Wednesday, December 21, 2005

Call security: there are children loose in the building

I am hungover, I am sat at my desk in a slight haze, I am hearing an unfamiliar sound.

It sounds like running and laughter. Very rapid footfalls and quite high pitched breathless laughter.

Stealthily, I move to my office door to investigate.

There are children in the building. Children using the corridor outside my office as some sort of race track.

As I ponder this turn of events, they reach the end of the corridor and turn around to begin their charging all over again. In doing so, they look up and see me. I duck back into the office: watching children play can land a man with an unwanted reputation. I quickly sit back at my desk and adopt a man-at-work pose.

A girl, approximately 2-and-a half feet tall, peers round my door and giggles. She appears to have trouble speaking.
"Grraah Ba Ba!" she laughs at me.
A slightly taller child bursts in behind her, decked out as Spiderman, minus the mask.
“RAAAAAAAAAA!” he yells, arms raised aloft.

I seem to have caught their attention. I try to nod amiably hoping that this will satisfy them, but they seem to take it as an invitation to enter. They clamber onto a vacant spinning chair, and watch me.

Confused, I cast around for something to offer them in return for them perhaps leaving me alone. There is a jar of colourful Temazepam placebos sitting on my desk, but somehow I think not. My defence of “God, it’s not as if they were real” probably won’t wash. There is also a squidgy model brain. There’s no way they’re getting their hands on that bad-boy though: it’s mine.

A further person enters my office. A significantly taller one though.

“Oh here they are,” she says, “Sorry about this. It’s just the schools have broken up now so I’ve had to bring them in. They’re okay here though, aren’t they?”

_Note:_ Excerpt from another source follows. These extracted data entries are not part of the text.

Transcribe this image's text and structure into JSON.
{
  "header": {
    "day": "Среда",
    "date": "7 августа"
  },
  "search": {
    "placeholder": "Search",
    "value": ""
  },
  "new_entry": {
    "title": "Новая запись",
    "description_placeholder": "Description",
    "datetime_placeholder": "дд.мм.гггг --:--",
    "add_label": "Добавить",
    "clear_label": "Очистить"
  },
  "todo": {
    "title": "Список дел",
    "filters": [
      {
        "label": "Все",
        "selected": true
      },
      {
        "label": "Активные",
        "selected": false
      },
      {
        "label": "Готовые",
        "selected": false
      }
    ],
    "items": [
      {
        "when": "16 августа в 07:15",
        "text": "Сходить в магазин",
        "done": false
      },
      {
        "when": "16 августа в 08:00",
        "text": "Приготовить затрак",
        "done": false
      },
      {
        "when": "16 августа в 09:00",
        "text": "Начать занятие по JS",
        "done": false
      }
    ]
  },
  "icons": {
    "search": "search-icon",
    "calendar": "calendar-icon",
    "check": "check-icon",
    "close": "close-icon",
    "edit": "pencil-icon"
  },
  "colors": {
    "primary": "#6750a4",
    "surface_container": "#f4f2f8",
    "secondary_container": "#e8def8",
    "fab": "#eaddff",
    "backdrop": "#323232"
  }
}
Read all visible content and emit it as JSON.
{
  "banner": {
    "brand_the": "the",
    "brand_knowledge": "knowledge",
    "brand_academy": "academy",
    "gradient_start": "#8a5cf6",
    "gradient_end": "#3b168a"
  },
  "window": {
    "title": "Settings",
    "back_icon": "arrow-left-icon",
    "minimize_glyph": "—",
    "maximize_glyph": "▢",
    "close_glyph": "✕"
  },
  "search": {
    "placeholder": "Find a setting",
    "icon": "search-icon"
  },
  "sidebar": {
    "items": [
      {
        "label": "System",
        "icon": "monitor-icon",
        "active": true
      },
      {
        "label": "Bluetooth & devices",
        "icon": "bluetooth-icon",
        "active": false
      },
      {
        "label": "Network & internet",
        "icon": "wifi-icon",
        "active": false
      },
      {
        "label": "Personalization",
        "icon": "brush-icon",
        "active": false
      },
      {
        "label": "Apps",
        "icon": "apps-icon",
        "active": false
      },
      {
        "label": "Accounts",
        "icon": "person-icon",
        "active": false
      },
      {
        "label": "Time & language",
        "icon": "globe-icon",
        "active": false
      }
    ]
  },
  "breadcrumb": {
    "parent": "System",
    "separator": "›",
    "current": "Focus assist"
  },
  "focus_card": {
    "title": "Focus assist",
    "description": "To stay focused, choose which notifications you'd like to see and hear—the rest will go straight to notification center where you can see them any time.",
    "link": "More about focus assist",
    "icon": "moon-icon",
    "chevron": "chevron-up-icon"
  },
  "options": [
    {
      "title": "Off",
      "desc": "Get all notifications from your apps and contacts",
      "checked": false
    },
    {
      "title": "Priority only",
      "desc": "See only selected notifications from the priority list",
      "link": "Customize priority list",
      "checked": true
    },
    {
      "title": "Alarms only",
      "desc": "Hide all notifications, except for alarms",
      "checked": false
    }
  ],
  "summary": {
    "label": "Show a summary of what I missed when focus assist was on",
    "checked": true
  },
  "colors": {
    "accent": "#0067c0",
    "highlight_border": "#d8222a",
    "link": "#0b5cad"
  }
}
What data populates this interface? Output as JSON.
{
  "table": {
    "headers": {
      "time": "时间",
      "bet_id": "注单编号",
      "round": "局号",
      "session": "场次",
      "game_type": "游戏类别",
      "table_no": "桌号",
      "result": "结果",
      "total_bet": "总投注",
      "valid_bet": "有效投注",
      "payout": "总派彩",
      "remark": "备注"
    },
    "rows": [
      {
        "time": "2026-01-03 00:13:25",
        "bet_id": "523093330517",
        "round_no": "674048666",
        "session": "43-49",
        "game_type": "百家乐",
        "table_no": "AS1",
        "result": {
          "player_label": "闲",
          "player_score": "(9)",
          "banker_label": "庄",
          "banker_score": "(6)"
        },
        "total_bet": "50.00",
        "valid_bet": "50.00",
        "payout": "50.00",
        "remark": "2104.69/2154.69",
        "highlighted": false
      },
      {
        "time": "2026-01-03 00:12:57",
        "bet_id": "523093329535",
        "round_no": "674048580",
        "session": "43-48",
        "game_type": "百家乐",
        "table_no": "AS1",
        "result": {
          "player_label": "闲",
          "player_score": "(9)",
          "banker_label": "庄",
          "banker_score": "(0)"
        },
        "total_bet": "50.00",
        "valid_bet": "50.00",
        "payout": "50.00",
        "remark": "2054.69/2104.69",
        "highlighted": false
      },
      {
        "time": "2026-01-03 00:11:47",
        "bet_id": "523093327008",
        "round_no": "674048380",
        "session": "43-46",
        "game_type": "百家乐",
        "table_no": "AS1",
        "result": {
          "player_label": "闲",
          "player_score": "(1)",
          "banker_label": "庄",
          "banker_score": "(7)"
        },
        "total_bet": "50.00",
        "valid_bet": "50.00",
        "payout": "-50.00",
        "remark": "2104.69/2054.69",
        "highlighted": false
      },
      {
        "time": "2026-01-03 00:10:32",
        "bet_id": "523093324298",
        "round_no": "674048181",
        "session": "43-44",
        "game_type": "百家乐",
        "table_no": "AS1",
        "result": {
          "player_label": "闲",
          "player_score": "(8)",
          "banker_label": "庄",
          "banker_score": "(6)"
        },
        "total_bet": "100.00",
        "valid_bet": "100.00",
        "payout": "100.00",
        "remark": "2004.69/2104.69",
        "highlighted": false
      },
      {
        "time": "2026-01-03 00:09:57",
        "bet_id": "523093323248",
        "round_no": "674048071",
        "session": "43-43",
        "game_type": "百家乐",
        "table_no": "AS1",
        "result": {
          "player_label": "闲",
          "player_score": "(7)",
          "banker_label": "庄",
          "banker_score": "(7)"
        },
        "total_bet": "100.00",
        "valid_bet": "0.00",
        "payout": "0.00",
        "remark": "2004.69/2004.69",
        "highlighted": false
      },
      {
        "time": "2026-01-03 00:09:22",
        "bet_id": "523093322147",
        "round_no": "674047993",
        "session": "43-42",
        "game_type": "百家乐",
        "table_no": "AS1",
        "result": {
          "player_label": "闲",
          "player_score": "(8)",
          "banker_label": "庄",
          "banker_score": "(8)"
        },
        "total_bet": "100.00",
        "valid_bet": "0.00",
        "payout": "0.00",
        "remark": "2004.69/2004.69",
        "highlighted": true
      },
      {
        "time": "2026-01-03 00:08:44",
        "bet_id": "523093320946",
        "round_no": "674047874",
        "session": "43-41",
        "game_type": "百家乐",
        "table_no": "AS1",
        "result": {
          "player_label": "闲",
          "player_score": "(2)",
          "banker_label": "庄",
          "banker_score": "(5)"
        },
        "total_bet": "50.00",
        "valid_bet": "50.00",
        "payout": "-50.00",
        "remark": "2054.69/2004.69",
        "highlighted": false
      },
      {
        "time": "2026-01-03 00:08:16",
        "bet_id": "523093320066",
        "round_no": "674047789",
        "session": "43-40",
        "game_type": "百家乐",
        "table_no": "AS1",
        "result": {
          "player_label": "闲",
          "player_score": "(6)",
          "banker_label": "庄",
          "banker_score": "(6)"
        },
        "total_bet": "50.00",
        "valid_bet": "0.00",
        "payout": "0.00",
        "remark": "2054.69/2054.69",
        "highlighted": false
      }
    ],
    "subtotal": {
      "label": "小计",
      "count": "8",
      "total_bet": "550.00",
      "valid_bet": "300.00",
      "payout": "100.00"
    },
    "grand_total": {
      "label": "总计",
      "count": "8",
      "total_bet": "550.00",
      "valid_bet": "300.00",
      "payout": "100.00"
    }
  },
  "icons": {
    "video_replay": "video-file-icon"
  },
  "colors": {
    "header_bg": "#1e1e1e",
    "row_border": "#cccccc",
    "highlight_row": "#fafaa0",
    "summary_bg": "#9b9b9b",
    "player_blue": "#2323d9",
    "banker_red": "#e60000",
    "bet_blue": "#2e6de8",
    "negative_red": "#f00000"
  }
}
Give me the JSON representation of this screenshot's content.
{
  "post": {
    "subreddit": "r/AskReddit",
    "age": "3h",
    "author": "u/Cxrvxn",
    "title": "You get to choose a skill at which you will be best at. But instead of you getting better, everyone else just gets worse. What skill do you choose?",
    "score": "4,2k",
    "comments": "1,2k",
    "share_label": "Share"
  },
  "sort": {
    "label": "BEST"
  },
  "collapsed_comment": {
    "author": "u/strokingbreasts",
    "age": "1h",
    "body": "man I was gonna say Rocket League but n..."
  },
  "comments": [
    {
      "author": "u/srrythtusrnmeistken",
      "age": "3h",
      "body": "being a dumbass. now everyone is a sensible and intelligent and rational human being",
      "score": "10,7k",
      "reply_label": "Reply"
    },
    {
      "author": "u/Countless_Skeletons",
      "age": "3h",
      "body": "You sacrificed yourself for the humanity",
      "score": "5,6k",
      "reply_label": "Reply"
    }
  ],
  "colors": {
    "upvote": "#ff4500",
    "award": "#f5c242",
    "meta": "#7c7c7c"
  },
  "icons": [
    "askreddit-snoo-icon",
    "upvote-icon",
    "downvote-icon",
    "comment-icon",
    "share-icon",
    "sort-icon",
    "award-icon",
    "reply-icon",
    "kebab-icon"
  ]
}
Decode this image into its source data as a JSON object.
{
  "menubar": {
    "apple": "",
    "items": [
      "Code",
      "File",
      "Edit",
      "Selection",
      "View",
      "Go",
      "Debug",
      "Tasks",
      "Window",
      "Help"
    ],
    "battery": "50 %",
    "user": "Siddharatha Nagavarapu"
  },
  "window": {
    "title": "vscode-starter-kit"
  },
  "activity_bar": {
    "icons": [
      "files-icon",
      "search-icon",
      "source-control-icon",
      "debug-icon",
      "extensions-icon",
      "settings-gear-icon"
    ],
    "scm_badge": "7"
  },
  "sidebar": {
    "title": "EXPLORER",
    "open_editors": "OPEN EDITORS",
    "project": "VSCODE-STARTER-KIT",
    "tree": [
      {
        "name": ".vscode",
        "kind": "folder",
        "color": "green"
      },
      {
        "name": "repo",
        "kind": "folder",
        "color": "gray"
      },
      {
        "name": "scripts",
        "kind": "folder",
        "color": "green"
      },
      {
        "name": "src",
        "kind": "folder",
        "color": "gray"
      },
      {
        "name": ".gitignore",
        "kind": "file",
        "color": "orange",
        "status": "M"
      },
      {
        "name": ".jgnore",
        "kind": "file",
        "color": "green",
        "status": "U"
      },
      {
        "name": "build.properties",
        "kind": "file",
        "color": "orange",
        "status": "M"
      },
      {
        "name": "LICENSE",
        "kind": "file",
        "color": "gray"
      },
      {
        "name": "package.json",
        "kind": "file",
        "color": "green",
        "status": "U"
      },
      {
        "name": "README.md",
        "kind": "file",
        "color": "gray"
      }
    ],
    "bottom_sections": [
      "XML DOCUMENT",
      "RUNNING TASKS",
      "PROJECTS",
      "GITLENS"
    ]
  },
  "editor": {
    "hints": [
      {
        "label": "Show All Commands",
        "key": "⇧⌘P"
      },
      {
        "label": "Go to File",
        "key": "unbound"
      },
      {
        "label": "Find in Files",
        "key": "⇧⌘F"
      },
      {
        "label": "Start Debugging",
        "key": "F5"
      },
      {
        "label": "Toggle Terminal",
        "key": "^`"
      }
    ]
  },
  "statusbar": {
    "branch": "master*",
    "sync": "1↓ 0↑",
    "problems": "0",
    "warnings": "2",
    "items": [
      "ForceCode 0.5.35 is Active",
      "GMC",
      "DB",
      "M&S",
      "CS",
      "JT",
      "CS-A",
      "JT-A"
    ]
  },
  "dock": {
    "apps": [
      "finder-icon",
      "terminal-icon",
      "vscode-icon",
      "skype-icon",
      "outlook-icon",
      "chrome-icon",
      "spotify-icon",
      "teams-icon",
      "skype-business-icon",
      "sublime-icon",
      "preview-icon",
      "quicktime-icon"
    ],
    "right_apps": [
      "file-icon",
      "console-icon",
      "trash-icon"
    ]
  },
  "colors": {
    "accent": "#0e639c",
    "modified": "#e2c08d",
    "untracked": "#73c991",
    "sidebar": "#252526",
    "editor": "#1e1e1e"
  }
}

And with that she turns and leaves. The children continue to watch me.

I reassure myself that soon enough I will be left alone. I can wait these two out. Children have small minds: they will get bored soon.

I am still waiting.

16 comments:

Dancinfairy said...

Tell them that you are going to play hide and seek with them - thell them to go hide and then don't seek. It'll be a while before they come back!

emaleejayne said...

Wednesdays must be hangover days.

I'm tolerating work, but kids would put me over the edge.

Ivy the Goober said...

I had a dream last night that you stopped in to Dallas on your way to San Antonio and we all had drinks together, and Huw, you were smashing things up in my house! I was still cleaning up and finding broken things long after you'd gotten back to your plane for the next part of your journey. I woke up mad at you, but I realize now it was just a dream. Or a premonition?

Rob West said...

Perhaps my favorite part of this is the fact that it happens at 1:00 Wednesday afternoon. It's quarter to ten in the morning here in the East Coast of the U.S. Which means none of this has actually happened yet.

That's not going to help your hangover, though.

AnonymousCoworker said...

Ankle-biting germ-factories.

Mary said...

Did they start spinning around in the chair? That could keep them occupied for a while. Although it may not help your hangover. Little rude leaving the kids in your office, did you at least know the person well? And if so, have you offended her in some way recently and this is payback?

Daniel said...

Consider yourself lucky that it's the shortest day...

Cheri said...

*giggling* Didn't you know not to make eye contact with small children or dogs? You may be stuck with them for a while.
I can't believe their parent LEFT them there though. I'd never do that.

Print a coloring page off and tell them to go see their Mom (or Dad) for colors... although then they might be back for more pages...

Curly said...

You should have just directed a perverted smile at the adult.

And stop getting into peoples dreams.

Kitchen Witch said...

Ah yes, that scary 'children at work' thing. Not good, is it? I mean, they're bored to tears, you're under strange infant scrutiny, and let's face it, the spinning chair is definitely for it. Honestly.

Chris Cope said...

Here's the thing I learned about children last week: They have such short attention spans that they don't remember your attempts to ignore them. The best way to get them to leave is to try to teach them something useful. If you know even a few phrases in another language, you can vanquish the children by trying to teach them said language.
"Would you guys like to know how to say 'hello' in Welsh?"
Poof. They will be gone.

deanne said...

You should have charged her for babysitting, you could have made yourself a little something extra for the holidays.

Afe said...

All children must be punished immediately.

mona said...

I want the squidgy model brain...

y-vonne said...

Now imagine that in the sanctity of your home...with no escape route... and the squidgy brain and placebos spread all over the carpet. Feels a little like home to me...

Anonymous said...

The scheme of trying to teach them a foreign language works indeed – Chris is right - If you don’t mind here I include a list of Spanish words that you might use next time they or some other children show up in you office:
Casa (house)
Mar (sea)
Árbol (tree)
¿Por qué no se van con mami o papi? (Why don’t you go with mummy or daddy?